Comment by Gary Fredericks [ 08/Sep/13 1:55 PM ]

Is there any downside to (defn vec [coll] (into [] coll)) (or the inlined equivalent)?

Comment by Ghadi Shayban [ 11/Apr/14 5:13 PM ]

While I agree that there are improvements and possibly low-hanging fruit, FWIW https://github.com/clojure/tools.analyzer/commit/cf7dda81a22f4c9c1fe64c699ca17e7deed61db4#commitcomment-5989545

showed a 5% slowdown from a few callsites in tools.analyzer.

This ticket's benchmark is incomplete in that it covers a single type of argument (chunked range), and flawed as it timing the expense of realizing the range. (That could be a legit benchmark case, but it shouldn't be the only one).

Sorry to rain on a parade. I promise like speed too!

Comment by Greg Chapman [ 25/Apr/14 5:23 PM ]

One thing to note is that vec has a subtle difference from into when the collection is an Object array of length <= 32. In that case, vec aliases the supplied array, rather than copying it (this is noted in the warning here: http://clojuredocs.org/clojure_core/clojure.core/vec). I believe I read some place that this behavior is intentional, but I can't find the citation.

Comment by Andy Fingerhut [ 25/Apr/14 10:18 PM ]

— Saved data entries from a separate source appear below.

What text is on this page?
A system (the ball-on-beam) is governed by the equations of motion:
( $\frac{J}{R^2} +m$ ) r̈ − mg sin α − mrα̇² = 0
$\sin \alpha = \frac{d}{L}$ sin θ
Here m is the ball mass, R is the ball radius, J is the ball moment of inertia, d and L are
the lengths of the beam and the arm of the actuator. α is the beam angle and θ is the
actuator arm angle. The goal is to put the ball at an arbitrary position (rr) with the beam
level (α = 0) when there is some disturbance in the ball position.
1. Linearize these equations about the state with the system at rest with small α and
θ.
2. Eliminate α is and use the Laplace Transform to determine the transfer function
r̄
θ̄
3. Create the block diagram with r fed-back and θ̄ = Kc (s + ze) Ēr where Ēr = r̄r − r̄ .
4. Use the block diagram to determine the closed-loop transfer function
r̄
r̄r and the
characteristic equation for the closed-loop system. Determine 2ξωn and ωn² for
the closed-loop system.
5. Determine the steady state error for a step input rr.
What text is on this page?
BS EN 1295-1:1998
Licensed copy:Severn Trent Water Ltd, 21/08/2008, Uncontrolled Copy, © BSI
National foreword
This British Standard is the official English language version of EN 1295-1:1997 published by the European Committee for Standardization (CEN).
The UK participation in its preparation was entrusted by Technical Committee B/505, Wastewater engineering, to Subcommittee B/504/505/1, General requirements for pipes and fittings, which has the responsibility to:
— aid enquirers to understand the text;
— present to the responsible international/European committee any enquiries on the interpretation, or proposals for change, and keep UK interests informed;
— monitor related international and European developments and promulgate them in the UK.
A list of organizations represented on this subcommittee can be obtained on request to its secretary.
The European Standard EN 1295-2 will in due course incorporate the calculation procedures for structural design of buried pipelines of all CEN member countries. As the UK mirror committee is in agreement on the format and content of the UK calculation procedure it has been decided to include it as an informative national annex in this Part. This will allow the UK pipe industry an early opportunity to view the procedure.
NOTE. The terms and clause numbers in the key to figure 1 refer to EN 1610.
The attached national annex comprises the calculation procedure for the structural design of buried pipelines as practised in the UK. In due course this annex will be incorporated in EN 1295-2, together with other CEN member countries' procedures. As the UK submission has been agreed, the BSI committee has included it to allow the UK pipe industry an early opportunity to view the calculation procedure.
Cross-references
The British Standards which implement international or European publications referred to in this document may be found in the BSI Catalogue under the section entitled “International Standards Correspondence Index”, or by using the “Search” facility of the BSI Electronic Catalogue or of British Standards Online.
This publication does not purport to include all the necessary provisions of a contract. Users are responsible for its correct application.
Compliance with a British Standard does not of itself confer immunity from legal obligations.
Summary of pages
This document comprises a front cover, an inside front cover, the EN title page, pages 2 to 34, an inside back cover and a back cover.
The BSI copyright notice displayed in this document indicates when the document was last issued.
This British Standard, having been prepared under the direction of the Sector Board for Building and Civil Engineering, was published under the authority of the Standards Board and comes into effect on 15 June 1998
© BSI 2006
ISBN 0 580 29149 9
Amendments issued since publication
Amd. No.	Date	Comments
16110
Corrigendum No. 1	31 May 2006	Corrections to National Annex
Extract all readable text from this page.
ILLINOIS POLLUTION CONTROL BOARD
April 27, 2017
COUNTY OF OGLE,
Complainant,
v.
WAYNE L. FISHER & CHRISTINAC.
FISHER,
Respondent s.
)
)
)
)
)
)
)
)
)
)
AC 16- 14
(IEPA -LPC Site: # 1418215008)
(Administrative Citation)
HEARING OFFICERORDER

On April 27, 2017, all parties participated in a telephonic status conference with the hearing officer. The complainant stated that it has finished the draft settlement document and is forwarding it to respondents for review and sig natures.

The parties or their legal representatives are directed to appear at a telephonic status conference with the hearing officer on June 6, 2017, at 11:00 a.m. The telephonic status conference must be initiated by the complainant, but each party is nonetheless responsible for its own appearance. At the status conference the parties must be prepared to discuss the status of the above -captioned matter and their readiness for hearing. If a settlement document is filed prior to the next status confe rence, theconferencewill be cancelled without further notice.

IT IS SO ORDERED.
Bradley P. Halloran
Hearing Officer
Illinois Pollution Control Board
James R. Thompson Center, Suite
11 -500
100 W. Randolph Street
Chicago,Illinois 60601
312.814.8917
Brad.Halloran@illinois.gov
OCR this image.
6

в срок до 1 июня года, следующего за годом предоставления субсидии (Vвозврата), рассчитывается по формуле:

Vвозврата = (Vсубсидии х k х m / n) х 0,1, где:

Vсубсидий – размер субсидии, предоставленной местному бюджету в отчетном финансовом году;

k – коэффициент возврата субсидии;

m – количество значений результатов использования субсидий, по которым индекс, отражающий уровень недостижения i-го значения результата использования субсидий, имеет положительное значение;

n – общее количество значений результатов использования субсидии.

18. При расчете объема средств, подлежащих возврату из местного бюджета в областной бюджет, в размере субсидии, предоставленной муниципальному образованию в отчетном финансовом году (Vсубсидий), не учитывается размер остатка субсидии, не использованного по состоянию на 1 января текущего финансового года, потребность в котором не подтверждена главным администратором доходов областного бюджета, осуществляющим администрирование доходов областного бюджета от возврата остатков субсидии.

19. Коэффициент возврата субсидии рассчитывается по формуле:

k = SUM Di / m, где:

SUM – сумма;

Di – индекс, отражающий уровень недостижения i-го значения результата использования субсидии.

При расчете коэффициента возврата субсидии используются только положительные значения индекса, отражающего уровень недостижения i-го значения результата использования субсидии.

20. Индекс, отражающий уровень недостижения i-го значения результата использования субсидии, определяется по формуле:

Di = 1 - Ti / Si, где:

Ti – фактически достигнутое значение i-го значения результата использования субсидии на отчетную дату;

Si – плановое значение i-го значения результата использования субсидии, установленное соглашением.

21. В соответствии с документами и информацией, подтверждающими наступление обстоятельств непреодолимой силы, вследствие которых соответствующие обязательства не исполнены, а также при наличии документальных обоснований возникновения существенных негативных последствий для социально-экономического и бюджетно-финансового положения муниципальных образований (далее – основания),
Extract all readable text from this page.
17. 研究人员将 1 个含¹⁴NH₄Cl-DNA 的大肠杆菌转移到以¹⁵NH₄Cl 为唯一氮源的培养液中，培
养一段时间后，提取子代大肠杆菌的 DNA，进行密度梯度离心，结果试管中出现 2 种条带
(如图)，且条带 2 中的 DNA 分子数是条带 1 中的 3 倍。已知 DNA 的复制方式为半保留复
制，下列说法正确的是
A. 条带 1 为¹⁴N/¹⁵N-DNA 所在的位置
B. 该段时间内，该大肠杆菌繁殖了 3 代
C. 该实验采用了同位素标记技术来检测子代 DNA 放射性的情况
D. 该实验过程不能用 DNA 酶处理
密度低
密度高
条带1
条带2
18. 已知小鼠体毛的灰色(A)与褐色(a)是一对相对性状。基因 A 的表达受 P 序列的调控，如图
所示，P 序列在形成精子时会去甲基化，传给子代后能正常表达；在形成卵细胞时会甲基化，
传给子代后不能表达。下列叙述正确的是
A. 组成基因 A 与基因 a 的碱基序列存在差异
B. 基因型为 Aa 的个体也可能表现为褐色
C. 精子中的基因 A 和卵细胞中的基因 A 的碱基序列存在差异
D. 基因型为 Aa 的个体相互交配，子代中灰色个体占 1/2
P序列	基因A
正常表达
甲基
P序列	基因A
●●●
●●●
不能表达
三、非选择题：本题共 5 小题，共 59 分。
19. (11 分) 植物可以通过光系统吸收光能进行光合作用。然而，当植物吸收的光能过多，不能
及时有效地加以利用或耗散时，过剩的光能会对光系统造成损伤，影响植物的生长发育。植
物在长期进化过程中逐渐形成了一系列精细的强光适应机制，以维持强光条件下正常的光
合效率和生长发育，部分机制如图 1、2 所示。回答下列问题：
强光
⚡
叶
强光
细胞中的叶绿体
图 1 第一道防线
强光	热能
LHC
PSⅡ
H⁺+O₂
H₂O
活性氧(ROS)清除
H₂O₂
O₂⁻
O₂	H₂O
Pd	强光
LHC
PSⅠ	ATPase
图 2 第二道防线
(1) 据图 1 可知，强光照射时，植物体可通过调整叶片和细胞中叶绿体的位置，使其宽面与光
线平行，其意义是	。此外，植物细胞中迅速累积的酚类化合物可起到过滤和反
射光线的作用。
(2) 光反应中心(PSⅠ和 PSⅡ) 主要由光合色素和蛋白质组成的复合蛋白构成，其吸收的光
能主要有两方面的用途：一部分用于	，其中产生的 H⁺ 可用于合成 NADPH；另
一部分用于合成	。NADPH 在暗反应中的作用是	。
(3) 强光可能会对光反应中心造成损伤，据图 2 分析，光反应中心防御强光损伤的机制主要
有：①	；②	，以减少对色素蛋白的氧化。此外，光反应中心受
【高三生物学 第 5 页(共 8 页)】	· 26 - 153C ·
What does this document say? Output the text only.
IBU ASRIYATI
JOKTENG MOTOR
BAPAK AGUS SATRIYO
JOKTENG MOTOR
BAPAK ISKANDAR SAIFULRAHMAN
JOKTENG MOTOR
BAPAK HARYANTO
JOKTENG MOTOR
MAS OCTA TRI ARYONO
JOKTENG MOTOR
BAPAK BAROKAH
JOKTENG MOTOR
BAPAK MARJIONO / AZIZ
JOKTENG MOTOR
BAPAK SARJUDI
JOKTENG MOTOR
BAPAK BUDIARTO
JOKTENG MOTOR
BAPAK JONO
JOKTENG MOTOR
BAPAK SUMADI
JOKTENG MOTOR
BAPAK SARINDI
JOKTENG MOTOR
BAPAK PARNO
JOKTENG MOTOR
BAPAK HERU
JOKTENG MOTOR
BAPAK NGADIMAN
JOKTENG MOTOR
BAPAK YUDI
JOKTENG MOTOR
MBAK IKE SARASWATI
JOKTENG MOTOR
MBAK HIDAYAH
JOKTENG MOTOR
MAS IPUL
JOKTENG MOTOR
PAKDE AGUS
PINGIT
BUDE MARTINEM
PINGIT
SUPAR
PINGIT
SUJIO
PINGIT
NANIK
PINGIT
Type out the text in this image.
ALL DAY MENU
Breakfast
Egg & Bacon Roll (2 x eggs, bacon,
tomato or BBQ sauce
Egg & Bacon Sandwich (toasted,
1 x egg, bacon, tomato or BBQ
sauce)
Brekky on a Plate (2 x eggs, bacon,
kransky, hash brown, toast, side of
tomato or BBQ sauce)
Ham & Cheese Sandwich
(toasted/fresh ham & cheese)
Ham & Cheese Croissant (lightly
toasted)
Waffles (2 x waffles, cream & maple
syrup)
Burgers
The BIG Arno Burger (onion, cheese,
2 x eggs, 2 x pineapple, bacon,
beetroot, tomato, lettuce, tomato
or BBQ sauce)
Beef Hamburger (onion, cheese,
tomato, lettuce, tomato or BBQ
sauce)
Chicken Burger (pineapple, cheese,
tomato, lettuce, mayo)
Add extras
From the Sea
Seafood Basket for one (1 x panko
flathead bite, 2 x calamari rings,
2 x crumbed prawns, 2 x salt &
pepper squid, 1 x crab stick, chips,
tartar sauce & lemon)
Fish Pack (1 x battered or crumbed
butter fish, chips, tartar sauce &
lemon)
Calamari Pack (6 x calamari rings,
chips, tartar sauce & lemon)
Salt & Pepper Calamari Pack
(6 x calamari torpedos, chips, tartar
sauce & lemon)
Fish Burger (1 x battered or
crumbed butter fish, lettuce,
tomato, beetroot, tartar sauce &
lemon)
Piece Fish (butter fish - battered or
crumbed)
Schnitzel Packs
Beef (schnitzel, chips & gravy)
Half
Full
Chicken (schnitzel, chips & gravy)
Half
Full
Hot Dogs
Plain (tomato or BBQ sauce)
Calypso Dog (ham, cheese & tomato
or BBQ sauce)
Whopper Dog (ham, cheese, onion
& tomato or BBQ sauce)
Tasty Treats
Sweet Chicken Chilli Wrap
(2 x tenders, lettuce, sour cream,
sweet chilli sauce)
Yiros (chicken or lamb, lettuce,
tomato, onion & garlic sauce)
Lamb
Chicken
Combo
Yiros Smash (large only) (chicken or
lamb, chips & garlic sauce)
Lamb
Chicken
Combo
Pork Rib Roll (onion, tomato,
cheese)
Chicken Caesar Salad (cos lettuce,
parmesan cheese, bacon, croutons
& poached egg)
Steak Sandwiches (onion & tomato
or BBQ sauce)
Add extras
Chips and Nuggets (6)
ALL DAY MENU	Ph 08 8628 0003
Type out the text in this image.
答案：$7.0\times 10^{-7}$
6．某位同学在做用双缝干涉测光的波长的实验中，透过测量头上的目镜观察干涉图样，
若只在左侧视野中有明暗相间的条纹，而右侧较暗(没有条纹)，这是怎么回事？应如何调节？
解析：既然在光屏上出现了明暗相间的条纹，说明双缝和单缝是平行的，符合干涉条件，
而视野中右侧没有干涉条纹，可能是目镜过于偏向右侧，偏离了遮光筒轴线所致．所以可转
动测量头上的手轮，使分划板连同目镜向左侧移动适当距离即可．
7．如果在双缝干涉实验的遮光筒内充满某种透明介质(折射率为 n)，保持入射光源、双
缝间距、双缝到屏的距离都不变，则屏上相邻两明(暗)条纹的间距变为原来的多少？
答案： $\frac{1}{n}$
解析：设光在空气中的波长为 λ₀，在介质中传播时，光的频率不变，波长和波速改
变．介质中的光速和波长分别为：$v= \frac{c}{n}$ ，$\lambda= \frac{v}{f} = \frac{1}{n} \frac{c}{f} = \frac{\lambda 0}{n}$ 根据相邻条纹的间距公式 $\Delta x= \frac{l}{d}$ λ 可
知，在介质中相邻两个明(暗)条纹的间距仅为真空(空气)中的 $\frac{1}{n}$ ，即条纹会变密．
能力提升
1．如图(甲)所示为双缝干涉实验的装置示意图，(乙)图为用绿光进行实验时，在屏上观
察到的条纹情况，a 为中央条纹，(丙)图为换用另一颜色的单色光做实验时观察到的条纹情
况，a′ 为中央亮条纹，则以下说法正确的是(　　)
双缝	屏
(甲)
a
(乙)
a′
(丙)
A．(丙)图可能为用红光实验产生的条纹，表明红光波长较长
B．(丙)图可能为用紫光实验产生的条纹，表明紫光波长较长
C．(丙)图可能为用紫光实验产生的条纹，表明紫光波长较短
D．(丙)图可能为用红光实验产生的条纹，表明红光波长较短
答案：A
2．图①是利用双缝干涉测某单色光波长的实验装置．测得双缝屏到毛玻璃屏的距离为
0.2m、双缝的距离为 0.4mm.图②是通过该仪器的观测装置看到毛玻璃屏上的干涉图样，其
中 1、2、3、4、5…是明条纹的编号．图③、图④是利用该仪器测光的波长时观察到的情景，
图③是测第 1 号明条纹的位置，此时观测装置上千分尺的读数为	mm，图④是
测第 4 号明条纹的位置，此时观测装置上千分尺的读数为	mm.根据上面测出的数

Greg, CLJ-893 might be what you remember. That is the ticket that was closed by a patch updating the documentation of vec.

Comment by Mike Anderson [ 18/May/14 7:41 AM ]

I think there are quite a few performance improvements that can be made to vec in general. For example, if given a List it should use PersistentVector.create(List) rather than producing an unnecessary seq, which appears to be the case at the moment. Also it should probably return the same object if passed an existing IPersistentVector.

Basically there are a number of cases that we could be handling more efficiently....

I'm taking a look at this now.... will propose a quick patch if it seems there is a good solution.

Comment by Mike Anderson [ 24/Jul/14 4:01 AM ]

I've looked at this issue and it is quite complex. There are multiple types that need to potentially be converted into vectors, and doing so efficiently will often require making use of reduce-style operations on the source collections.

Doing this efficiently will probably in turn require making use of the IReduce interface, which doesn't yet seem to be fully utilised across the Clojure code based. If we do this, lots of operations (not just vec!) can be made faster but it will be quite a major change.

I have a branch that implements some of this but would appreciate feedback if this is the right direction before I take it any further:
https://github.com/mikera/clojure/tree/clj-1192-vec-performance

Comment by Alex Miller [ 24/Jul/14 9:45 AM ]

Thanks Mike! It may take a few days before I can get back to you about this.

Comment by Mike Anderson [ 25/Jul/14 3:44 AM ]

Basically the approach I am proposing is:

  • Make various collections implement IReduce efficiently (if they don't already). Especially applied to chunked seqs etc.
  • Have RT.reduce(...) methods that implement reduce on the Java side
  • Make the Clojure side use IReduce where relevant (should be as simple as extending the existing protocols)
  • Implement vec (and other similar operations) in terms of IReduce - which will solve this specific issue

If we really care about pushing vector performance even further, we can also consider:

  • Create specialised small vector types where appropriate - e.g. a specialised SmallPersistentVector class for <32 elements. This should outperform the more generic PersistentVector which is better suited for large vectors.
  • Some dedicated construction functions that know how to efficiently exploit knowledge about the data source (e.g. creating a vec from a segment of a big Object array can be done with a bunch of arraycopys into 32-element chunks and then constructing a PersistentVector around these)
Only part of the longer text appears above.